Atatürk’ün devrimlerini, ilkelerini, laik Cumhuriyeti, aydınlanmayı, modernleşmeyi, kadın erkek eşitliğini, insan haklarını sahiplenmedir.

İktidarın Kurtuluş Savaşı’nı yok sayma, küçümseme, Atatürk’e karşı Vahdettin’i, Abdülhamid’i kahramanlaştırma, 15 Temmuz’u 29 Ekim gibi gösterme, tarihini kendine göre yeniden yazma, “keşke Yunan kazansaydı” diyecek kadar şuursuzluk örneği verenlere arka çıkma çabalarını silip atmaktır.

Kurucu öndere, kurtuluşa ve kuruluşa birlikte sahip çıkmaktır.

Bu konser; festivallerin ve konserlerin, tarikatların talebiyle iptal edilmesine, sanatçıların cezaevine atılmasına çok güçlü bir tepkidir.

Gelelim Belediye Başkanı Tunç Soyer’in konuşmasına.

Soyer çok güzel bir konuşma yaptı. Bu konuşmadan iktidar rahatsız oldu. İktidar sözcüleri Soyer’i hedef alan çıkışlar yaptılar.

Oysa Soyer, Kurtuluş Savaşı’nın sadece işgal ordularına karşı değil aynı zamanda İngilizlere teslim olmuş saltanat sahiplerine karşı verildiğini anımsattı.

Soyer’in şu sözlerinin başka anlamı yoktur:

“100 yıl önce bu toprakları yönetenler gaflet delalet ve hatta hıyanet içindeydi. Gençleri kadınları çocukları hiç düşünmediler. Sadece saraylarındaki saltanatı korumak için tüm milleti ateşe attılar.”
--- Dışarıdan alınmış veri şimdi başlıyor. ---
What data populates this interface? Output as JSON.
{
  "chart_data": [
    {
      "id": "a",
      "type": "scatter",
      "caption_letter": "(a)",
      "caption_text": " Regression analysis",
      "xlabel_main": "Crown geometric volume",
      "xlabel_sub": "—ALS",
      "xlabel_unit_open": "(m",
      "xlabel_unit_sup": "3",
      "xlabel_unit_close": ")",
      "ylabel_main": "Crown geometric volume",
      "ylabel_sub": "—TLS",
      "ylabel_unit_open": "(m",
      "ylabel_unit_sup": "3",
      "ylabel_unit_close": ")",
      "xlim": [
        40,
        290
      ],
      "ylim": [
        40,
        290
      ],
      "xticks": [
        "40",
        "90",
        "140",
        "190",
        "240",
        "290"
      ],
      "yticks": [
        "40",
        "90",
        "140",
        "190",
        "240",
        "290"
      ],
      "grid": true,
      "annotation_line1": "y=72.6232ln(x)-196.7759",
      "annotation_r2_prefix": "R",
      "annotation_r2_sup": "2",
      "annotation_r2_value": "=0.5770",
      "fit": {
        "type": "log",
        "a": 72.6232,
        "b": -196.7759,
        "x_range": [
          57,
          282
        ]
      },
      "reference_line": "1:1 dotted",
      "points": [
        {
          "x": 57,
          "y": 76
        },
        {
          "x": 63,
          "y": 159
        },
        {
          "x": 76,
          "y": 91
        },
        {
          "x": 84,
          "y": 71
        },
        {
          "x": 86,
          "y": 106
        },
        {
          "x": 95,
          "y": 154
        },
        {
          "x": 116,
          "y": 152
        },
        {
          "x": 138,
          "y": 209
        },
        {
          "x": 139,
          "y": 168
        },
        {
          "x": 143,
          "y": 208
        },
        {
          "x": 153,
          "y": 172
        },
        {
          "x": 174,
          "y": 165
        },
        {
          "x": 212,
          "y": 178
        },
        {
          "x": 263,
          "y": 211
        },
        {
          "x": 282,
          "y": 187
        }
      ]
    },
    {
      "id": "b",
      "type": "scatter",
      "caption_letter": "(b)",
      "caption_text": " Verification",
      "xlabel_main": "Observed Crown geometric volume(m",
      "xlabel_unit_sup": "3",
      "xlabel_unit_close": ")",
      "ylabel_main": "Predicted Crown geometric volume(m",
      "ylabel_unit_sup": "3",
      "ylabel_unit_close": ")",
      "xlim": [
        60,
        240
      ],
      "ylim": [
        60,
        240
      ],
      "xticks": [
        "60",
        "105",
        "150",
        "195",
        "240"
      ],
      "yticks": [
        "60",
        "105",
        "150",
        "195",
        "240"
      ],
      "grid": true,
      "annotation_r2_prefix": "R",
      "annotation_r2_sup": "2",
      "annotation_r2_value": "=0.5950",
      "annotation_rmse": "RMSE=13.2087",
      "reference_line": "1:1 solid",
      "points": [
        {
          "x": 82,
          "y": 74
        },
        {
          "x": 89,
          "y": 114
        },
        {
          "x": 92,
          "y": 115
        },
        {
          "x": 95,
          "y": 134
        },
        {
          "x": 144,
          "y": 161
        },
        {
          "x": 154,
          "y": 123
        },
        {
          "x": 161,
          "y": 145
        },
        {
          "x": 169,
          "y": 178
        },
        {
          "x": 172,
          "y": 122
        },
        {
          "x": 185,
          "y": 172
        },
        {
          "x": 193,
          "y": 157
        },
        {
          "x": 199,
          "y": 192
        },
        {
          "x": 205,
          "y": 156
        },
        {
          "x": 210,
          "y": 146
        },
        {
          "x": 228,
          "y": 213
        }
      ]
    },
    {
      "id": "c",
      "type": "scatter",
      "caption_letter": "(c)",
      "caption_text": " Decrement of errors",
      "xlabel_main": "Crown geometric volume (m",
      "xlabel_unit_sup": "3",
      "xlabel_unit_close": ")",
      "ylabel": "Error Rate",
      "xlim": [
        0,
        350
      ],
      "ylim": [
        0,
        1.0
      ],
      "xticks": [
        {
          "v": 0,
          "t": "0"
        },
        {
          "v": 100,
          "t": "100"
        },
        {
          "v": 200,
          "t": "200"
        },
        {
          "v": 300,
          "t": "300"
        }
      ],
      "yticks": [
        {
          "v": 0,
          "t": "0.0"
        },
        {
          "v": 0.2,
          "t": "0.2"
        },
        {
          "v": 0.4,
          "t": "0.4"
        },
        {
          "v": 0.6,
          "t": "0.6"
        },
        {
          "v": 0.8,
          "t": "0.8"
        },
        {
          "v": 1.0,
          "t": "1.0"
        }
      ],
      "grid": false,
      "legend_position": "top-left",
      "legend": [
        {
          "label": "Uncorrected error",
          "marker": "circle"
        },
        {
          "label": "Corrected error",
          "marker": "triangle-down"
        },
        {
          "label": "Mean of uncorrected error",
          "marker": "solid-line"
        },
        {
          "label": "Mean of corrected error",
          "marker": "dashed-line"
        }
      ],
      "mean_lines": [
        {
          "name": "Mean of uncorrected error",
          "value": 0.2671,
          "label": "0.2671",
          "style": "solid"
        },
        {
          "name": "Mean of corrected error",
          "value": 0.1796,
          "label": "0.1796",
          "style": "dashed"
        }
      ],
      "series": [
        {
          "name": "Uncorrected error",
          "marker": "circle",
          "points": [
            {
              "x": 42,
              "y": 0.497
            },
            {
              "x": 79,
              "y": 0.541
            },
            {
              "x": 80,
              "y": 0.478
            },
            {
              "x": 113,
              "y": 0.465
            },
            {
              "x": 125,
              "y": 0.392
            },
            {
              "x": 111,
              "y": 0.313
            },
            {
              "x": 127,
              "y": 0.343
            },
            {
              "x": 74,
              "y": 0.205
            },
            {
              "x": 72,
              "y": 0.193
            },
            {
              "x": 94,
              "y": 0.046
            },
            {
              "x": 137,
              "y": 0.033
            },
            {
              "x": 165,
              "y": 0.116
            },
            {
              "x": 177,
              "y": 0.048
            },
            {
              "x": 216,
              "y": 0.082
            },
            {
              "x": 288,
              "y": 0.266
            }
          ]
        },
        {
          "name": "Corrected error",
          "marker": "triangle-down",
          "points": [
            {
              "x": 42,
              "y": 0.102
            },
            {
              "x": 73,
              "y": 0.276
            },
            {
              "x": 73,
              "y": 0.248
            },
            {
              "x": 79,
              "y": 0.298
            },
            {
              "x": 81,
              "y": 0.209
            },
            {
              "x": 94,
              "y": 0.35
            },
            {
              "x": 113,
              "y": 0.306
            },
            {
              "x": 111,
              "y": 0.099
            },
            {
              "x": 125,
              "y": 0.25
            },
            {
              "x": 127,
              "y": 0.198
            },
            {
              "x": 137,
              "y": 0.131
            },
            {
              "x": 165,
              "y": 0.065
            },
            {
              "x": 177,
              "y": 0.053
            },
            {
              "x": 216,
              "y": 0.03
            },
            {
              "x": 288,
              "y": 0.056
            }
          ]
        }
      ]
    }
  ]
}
Bu sözlerde bir yanlışlık yok.

Kurtuluş Savaşı sadece işgal ordularına karşı verilmemiştir. Kurtuluş Savaşı aynı zamanda ülkenin anahtarını İngilizlere teslim eden Padişah ve yandaşlarına karşı da verilmiştir. Saltanat ve hilafet isteyenlere, bu amaçla İngiliz destekli isyan çıkaranlara karşı da verilmiştir. İngilizlere yaranmak isteyen Padişah Vahdettin’e ve Damat Ferit’e, Mustafa Kemal ve arkadaşlarına yönelik idam fermanlarıyla, ihanet ordularıyla, Anzavur, Şeyh Sait gibi isyanlara karşı da verilmiş bir kurtuluş ve kuruluş savaşıdır.

İzmir’deki Tarkan konseri göstermiştir ki, iktidar Atatürk’ü ve laik cumhuriyeti yok saydıkça O’na olan sevgi ve bağlılık daha da artmaktadır.

İktidar artık bu gerçeği görmelidir.